Dengan langkah cepat, ilham berlari ke tempat yang di katakan bibi grace dan melewati wanita tua itu secepat kilat.
Dengan otak yang lumayan mumpuni, bibi grace bisa menebak bahwa apa yang terjadi saat ini pasti ada kaitannya dengan penolakannya tadi. Betapa besar cinta yang tuan terhadap sang nyonya, bahkan pegawai baru di rumah itu dapat mengetahuinya dalam satu kali pandang. Lalu bagaimana mungkin bibi grace yang sudah menemani ilham selama satu dekade buta dengan hal sepenting dan seumum itu.
Bahkan jika tuannya melompat dari lantai dua ke bawah karena sang nyonya memanggilnya, ia masih akan mengatakan hal itu wajar.
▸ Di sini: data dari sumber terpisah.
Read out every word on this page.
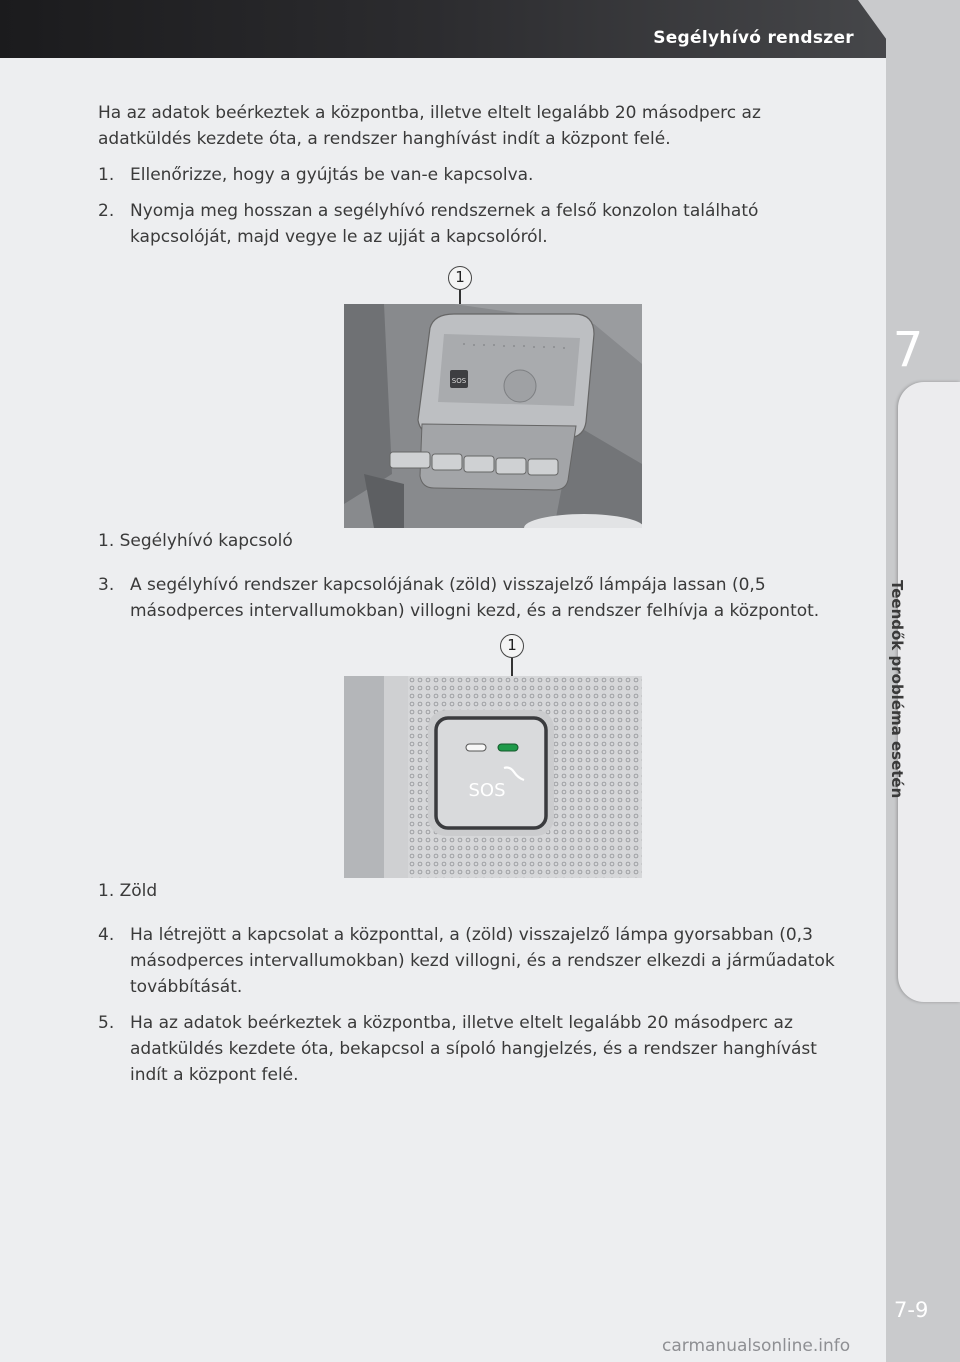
Segélyhívó rendszer
7
Teendők probléma esetén

Ha az adatok beérkeztek a központba, illetve eltelt legalább 20 másodperc az adatküldés kezdete óta, a rendszer hanghívást indít a központ felé.

1. Ellenőrizze, hogy a gyújtás be van-e kapcsolva.
2. Nyomja meg hosszan a segélyhívó rendszernek a felső konzolon található kapcsolóját, majd vegye le az ujját a kapcsolóról.
1
SOS

1. Segélyhívó kapcsoló

3. A segélyhívó rendszer kapcsolójának (zöld) visszajelző lámpája lassan (0,5 másodperces intervallumokban) villogni kezd, és a rendszer felhívja a központot.
1
SOS

1. Zöld

4. Ha létrejött a kapcsolat a központtal, a (zöld) visszajelző lámpa gyorsabban (0,3 másodperces intervallumokban) kezd villogni, és a rendszer elkezdi a járműadatok továbbítását.
5. Ha az adatok beérkeztek a központba, illetve eltelt legalább 20 másodperc az adatküldés kezdete óta, bekapcsol a sípoló hangjelzés, és a rendszer hanghívást indít a központ felé.
7-9
carmanualsonline.info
Pria itu bahkan rela memasang badan melindungi istrinya bahkan jika nyawa taruhannya ia masih akan yakin 100 persen untuk tetap melakukannya.
Bibi grace hanya bisa tersenyum menyaksikan sang tuan yang dingin dengan sikap tegas cenderung keras kini menjadi besi lunak di hadapan istrinya.
"apa terjadi sesuatu?" tanya ilham dengan bahu yang naik turun dengan cepat karena berusaha mengatur pernafasannya.
"aku bosan di rumah" keluh meri.
"bosan?" ilham berusaha menata jiwa dan raganya agar tidak terbang dengan alasan yang membuat ia bergerak seperti hantu yang dapat berteleportasi ke tempat lain dalam waktu singkat.
"Mmm, kau selalu saja sibuk dengan urusanmu tapi bukan itu masalahnya" kata meri
"lalu apa masalahnya?"
"aku tidak memiliki teman untuk keluar menikmati alam bebas dan pemandangan paris. Bibi grace, nanny dan yang lain tidak akan menemaniku kalau tidak mendengar izin darimu. Bisakah kau meminta mereka untuk menemaniku berjalan-jalan hari ini?" meri dengan cahaya mata anjing di tambah wajah memelas dan genggaman tangan di lengan suaminya merupakan hal yang manjur saat menginginkan sesuatu.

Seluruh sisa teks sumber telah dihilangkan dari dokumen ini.